Which just might save him. Through an investigation into family health history, Stocker has learned that “sudden death syndrome” runs in his family, having shortened the life of a few others in his lineage.
“If my father’s death had to happen,” he said, “I’m glad it was fast and not a drawn-out experience. He was so vital; he would have hated that. Still, I’m going to meet with a cardiologist to learn what I can do to stop the tradition.”
While Stocker has learned from his father’s passing to pursue his own preventive health, he recognizes his father instilled a lot of other lessons in him, along the way.
On behalf of his upcoming ride, Blake Stocker has increased his time in the saddle, logging in about 200 miles per week. (Photo by Mark Zahnlecker)
“My dad always enjoyed his life, had fun, and did what he wanted. Ironically, perhaps, he worked in risk management,” said Stocker, “filling two passports, between his 30s and 40s, with international business travel.
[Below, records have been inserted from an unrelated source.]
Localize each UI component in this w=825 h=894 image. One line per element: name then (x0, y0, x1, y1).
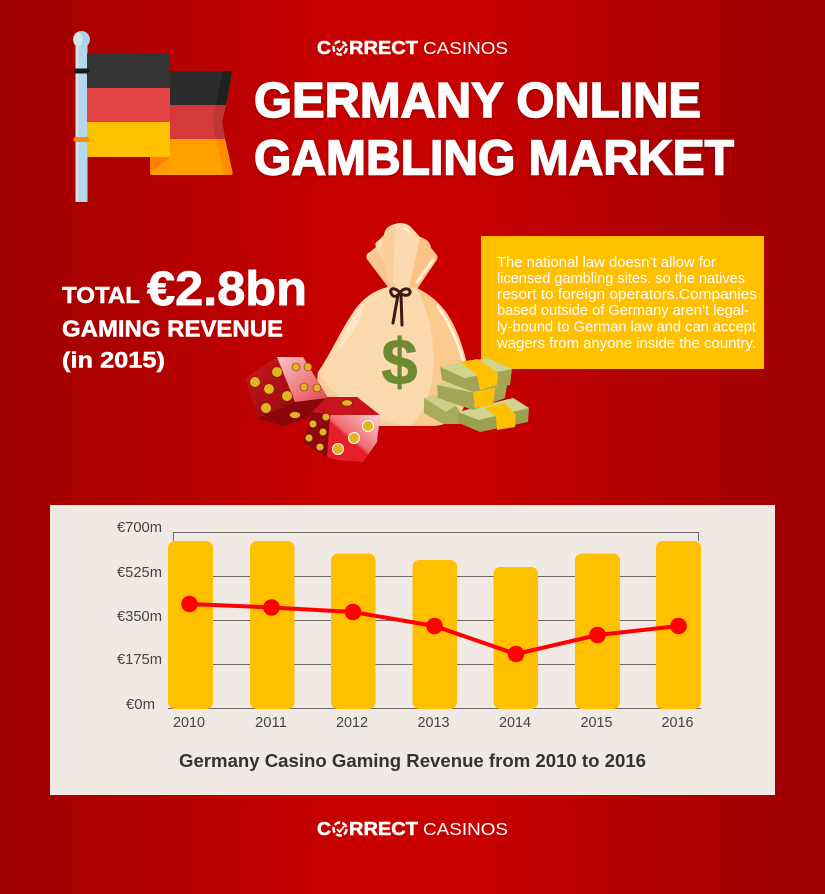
icon: stacks of banknotes (424, 358, 529, 432)
y axis labels: €0m (126, 697, 155, 713)
x axis labels: 2012 (336, 715, 368, 731)
bottom right stack (458, 398, 529, 432)
callout: national law: wagers from anyone inside the country. (496, 336, 756, 352)
x axis labels: 2010 (173, 715, 205, 731)
logo: bottom: RRECT (349, 819, 418, 839)
logo: bottom: C (317, 819, 331, 839)
logo: bottom (317, 819, 508, 839)
die: right (303, 397, 380, 462)
x axis labels: 2011 (255, 715, 287, 731)
die: left (245, 357, 328, 426)
icon: dice (245, 357, 380, 462)
callout: national law: based outside of Germany aren’t legal- (497, 303, 749, 319)
middle stack (437, 377, 507, 410)
icon: money bag: $ (381, 325, 418, 398)
line series (181, 596, 687, 662)
callout: national law: The national law doesn’t allow for (497, 255, 716, 271)
callout: national law: ly-bound to German law and can accept (497, 320, 756, 336)
callout: national law (481, 236, 764, 369)
x axis labels: 2013 (418, 715, 450, 731)
top stack (440, 358, 512, 392)
icon: German flag (73, 31, 233, 202)
icon: money bag (317, 223, 469, 426)
title (254, 74, 734, 186)
panel: revenue chart (50, 505, 775, 795)
y axis labels: €175m (117, 652, 162, 668)
title: GERMANY ONLINE (254, 74, 701, 128)
total revenue text: €2.8bn (147, 263, 307, 316)
y axis labels (117, 520, 162, 713)
icon: logo chip (334, 822, 346, 836)
bottom left stack (424, 393, 460, 424)
bars (168, 541, 701, 709)
icon: logo chip (334, 42, 346, 54)
total revenue text: (in 2015) (62, 348, 165, 372)
x axis labels: 2016 (662, 715, 694, 731)
y axis labels: €700m (117, 520, 162, 536)
callout: national law: licensed gambling sites. so the natives (497, 271, 745, 287)
title: GAMBLING MARKET (254, 132, 734, 186)
total revenue text: TOTAL (62, 282, 140, 308)
logo: bottom: CASINOS (423, 819, 508, 839)
y axis labels: €350m (117, 609, 162, 625)
chart caption: Germany Casino Gaming Revenue from 2010 to 2016 (179, 750, 646, 771)
total revenue text (62, 263, 307, 372)
icon: rope knot (391, 289, 410, 325)
logo: top (317, 38, 508, 58)
total revenue text: GAMING REVENUE (62, 316, 283, 342)
x axis labels: 2015 (580, 715, 612, 731)
logo: top: C (317, 38, 331, 58)
logo: top: RRECT (349, 38, 418, 58)
x axis labels: 2014 (499, 715, 531, 731)
grid lines (168, 532, 701, 708)
callout: national law: resort to foreign operators.Companies (497, 287, 757, 303)
y axis labels: €525m (117, 565, 162, 581)
logo: top: CASINOS (423, 38, 508, 58)
x axis labels (173, 715, 694, 731)
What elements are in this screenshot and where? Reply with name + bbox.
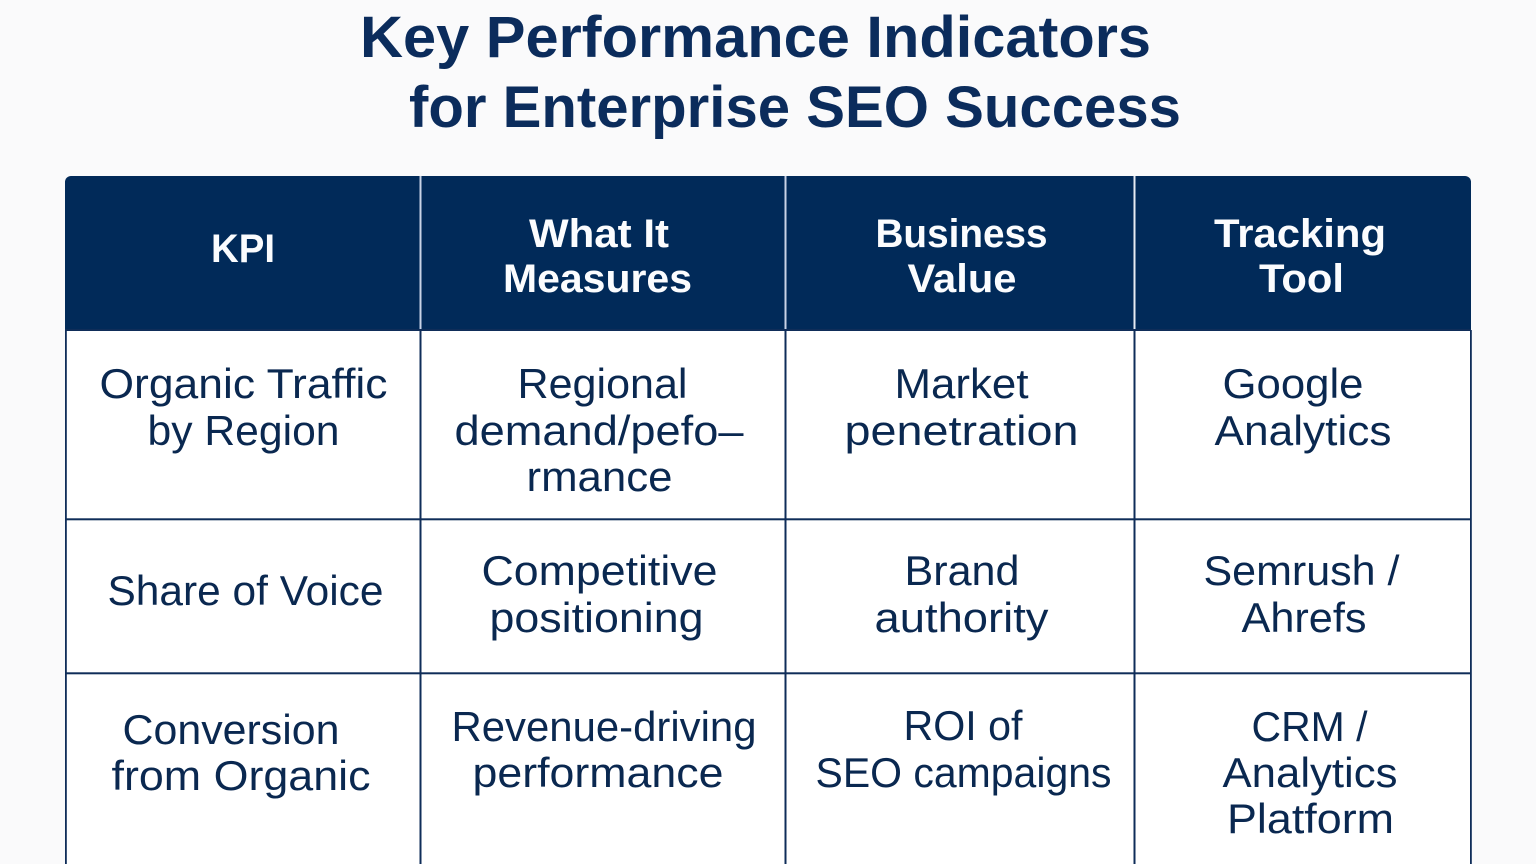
table header row: Business xyxy=(876,212,1048,256)
row: Share of Voice: Brand xyxy=(904,547,1020,594)
row: Share of Voice: Ahrefs xyxy=(1242,594,1366,641)
row: Conversion from Organic: Conversion xyxy=(122,706,340,753)
table grid lines xyxy=(65,329,1472,864)
table header row: Measures xyxy=(503,257,692,301)
table header row: What It xyxy=(529,212,669,256)
table header row: KPI xyxy=(211,227,275,271)
row: Organic Traffic by Region: demand/pefo– xyxy=(454,407,744,454)
row: Share of Voice: Competitive xyxy=(482,547,718,594)
row: Organic Traffic by Region xyxy=(100,360,1392,500)
row: Conversion from Organic: CRM / xyxy=(1252,703,1368,750)
row: Share of Voice: Semrush / xyxy=(1204,547,1400,594)
row: Conversion from Organic: ROI of xyxy=(904,702,1023,749)
row: Organic Traffic by Region: Market xyxy=(894,360,1029,407)
row: Organic Traffic by Region: Organic Traffic xyxy=(100,360,388,407)
title: Key Performance Indicators xyxy=(360,5,1151,70)
row: Share of Voice: positioning xyxy=(490,594,704,641)
table header row xyxy=(65,176,1471,330)
row: Conversion from Organic: Analytics xyxy=(1222,749,1398,796)
row: Organic Traffic by Region: rmance xyxy=(526,453,672,500)
row: Organic Traffic by Region: Analytics xyxy=(1214,407,1392,454)
table header row: Tool xyxy=(1259,257,1344,301)
row: Conversion from Organic: SEO campaigns xyxy=(816,749,1112,796)
row: Organic Traffic by Region: by Region xyxy=(148,407,340,454)
row: Organic Traffic by Region: penetration xyxy=(844,407,1078,454)
row: Share of Voice: Share of Voice xyxy=(108,567,384,614)
row: Organic Traffic by Region: Google xyxy=(1222,360,1364,407)
row: Conversion from Organic: performance xyxy=(472,749,724,796)
row: Share of Voice xyxy=(108,547,1400,641)
table body panel xyxy=(66,330,1471,864)
row: Conversion from Organic xyxy=(112,702,1398,842)
title: for Enterprise SEO Success xyxy=(409,75,1181,140)
KPI table xyxy=(65,176,1472,864)
row: Share of Voice: authority xyxy=(874,594,1048,641)
row: Conversion from Organic: from Organic xyxy=(112,752,370,799)
title xyxy=(360,5,1181,140)
table header row: Value xyxy=(908,257,1016,301)
table header row: Tracking xyxy=(1214,212,1386,256)
row: Organic Traffic by Region: Regional xyxy=(518,360,688,407)
row: Conversion from Organic: Revenue-driving xyxy=(452,703,756,750)
row: Conversion from Organic: Platform xyxy=(1227,795,1394,842)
He also was super charitable. I recently learned he was paying the college tuition of a family friend just because he heard he needed it.”
Eric Stocker has been gone six months, which seems like mere minutes and yet years to his son. Yet, when he looks back on his relationship with Dad, Blake Stocker has no regrets.
“My father and I had a good relationship,” Stocker said. “He was a parent first, but we were buddies. Had he still been here, Dad would have been doing this ride with me. I think he was already registered.”